Prudent businesses that use independent contractors or pay workers on a 1099 basis tend to address the issue of their independent contractor compliance before being served with a class action summons and complaint or before receiving a notice from a state unemployment or workers compensation office, the IRS, or state revenue department.

This and similar class action lawsuits illustrate the value of using, in advance of a legal challenge, a methodology such as IC Diagnostics™ to evaluate whether an existing or proposed independent contractor relationship can be legitimately structured as such, and if so, whether it needs to be restructured, re-documented, and re-implemented to maximize the likelihood that those workers will be regarded by the courts and government regulators as independent contractors and not employees.

3.  The “hidden costs” of class action settlements and other misclassification exposures

While Lowe’s itself continues to deny any wrongdoing, the cost of the lawsuit, when the company’s own legal fees are included, is likely to exceed $10 million, and Lowe’s is reportedly involved in other independent contractor misclassification lawsuits as well.

Notably, the costs of worker misclassification do not always terminate once a class action is settled and all monies are paid to the workers involved, their counsel, and the legal fees of the business sued.  Companies that settle class action cases may also be facing claims for unpaid payroll taxes at the state and state levels, unpaid unemployment tax payments, and unpaid workers compensation premiums – although there may be defenses to those types of claims.

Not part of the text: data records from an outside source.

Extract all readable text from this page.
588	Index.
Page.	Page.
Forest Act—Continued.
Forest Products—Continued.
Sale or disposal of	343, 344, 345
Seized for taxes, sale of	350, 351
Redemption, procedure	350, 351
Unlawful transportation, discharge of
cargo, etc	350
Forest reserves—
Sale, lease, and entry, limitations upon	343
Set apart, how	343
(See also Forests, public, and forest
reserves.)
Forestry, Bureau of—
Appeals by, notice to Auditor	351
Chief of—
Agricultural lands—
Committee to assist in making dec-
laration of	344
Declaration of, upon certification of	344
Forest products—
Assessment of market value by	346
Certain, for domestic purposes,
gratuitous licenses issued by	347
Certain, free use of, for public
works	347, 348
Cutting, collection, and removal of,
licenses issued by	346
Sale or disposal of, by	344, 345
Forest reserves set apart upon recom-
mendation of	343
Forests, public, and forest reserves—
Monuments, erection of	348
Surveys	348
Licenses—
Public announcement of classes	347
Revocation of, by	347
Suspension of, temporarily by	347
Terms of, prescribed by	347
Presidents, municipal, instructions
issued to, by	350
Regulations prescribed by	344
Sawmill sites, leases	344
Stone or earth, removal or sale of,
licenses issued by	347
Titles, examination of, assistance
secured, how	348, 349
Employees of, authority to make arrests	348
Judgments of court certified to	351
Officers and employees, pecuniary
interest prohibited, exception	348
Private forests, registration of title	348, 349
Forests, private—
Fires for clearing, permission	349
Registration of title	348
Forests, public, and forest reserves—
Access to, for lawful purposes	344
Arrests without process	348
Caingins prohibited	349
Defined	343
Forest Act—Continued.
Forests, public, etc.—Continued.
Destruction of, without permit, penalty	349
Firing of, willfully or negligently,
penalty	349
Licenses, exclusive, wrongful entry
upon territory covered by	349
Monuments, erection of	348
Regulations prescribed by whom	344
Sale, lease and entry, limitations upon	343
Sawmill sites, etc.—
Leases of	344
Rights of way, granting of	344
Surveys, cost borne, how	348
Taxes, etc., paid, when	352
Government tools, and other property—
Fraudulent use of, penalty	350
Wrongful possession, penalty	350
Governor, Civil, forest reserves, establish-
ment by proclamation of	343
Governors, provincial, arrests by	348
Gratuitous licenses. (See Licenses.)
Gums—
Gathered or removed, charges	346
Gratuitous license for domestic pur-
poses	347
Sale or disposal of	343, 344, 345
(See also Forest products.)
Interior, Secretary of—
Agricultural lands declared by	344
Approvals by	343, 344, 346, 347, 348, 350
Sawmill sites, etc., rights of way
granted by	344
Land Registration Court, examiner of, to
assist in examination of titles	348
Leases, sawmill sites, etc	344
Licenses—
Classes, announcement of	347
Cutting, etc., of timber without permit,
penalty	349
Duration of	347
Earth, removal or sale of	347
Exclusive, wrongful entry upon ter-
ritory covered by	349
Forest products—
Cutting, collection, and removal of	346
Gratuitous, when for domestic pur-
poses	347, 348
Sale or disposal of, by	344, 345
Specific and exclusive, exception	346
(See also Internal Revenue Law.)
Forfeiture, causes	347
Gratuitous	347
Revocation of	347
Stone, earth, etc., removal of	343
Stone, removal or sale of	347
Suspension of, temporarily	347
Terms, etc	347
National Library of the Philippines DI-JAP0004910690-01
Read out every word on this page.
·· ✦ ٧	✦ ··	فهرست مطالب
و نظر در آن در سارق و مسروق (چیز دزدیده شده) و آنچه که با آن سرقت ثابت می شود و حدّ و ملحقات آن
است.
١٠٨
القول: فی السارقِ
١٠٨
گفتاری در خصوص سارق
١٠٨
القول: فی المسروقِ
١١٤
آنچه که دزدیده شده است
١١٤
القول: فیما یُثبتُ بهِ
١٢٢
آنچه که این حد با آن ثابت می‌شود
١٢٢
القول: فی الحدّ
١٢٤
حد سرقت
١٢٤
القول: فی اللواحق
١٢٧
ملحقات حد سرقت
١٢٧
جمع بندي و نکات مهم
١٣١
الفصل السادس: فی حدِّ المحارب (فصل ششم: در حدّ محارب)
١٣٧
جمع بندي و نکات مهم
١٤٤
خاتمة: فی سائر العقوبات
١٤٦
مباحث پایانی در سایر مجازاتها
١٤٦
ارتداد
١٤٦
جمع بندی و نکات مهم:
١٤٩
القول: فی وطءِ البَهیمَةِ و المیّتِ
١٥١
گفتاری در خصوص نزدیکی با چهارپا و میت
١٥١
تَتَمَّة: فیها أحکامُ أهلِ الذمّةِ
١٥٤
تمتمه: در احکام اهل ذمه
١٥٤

4.  Companies that can financially survive class action misclassification settlements or judgments in court or before an administrative agency need not necessarily reclassify the workers as employees

Lowe’s Home Centers reportedly is involved in other independent contractor misclassification litigation.  So, perhaps it is not ideal for a company facing other legal challenges to its classification of workers as independent contractors to restructure, re-document, and re-implement their independent contractor relationships immediately after a class action settlement is approved.

Many companies, however, treat the termination of a class action lawsuit or an adverse determination by a regulatory agency as imparting upon them an obligation to treat the workers in question as employees on a going-forward basis. This overlooks the fact that many businesses can adopt an independent contractor model, even after  the termination of a class action lawsuit or an adverse regulatory ruling, that may well survive future scrutiny under federal and most state laws – provided the business properly engages in bona fide restructuring, conducts proper re-documentation, and implements and follows new, state-of-the-art independent contractor practices. This is one of the reasons some businesses have resorted to methodologies such as IC Diagnostics™ and its proprietary tools such as 48 Factors-Plus™ and the IC Compliance Scale.™

While efforts today to enhance independent contractor compliance cannot eliminate past exposure to misclassification liability, any changes that enhance compliance with the independent contractor laws going forward will not only minimize or avoid future liability but also lessen the likelihood that the business will become a target for class action lawyers and government agencies.

 

DISCLAIMER: Because of the generality of this update, the information provided herein may not be applicable in all situations and should not be acted upon without specific legal advice based on particular situations.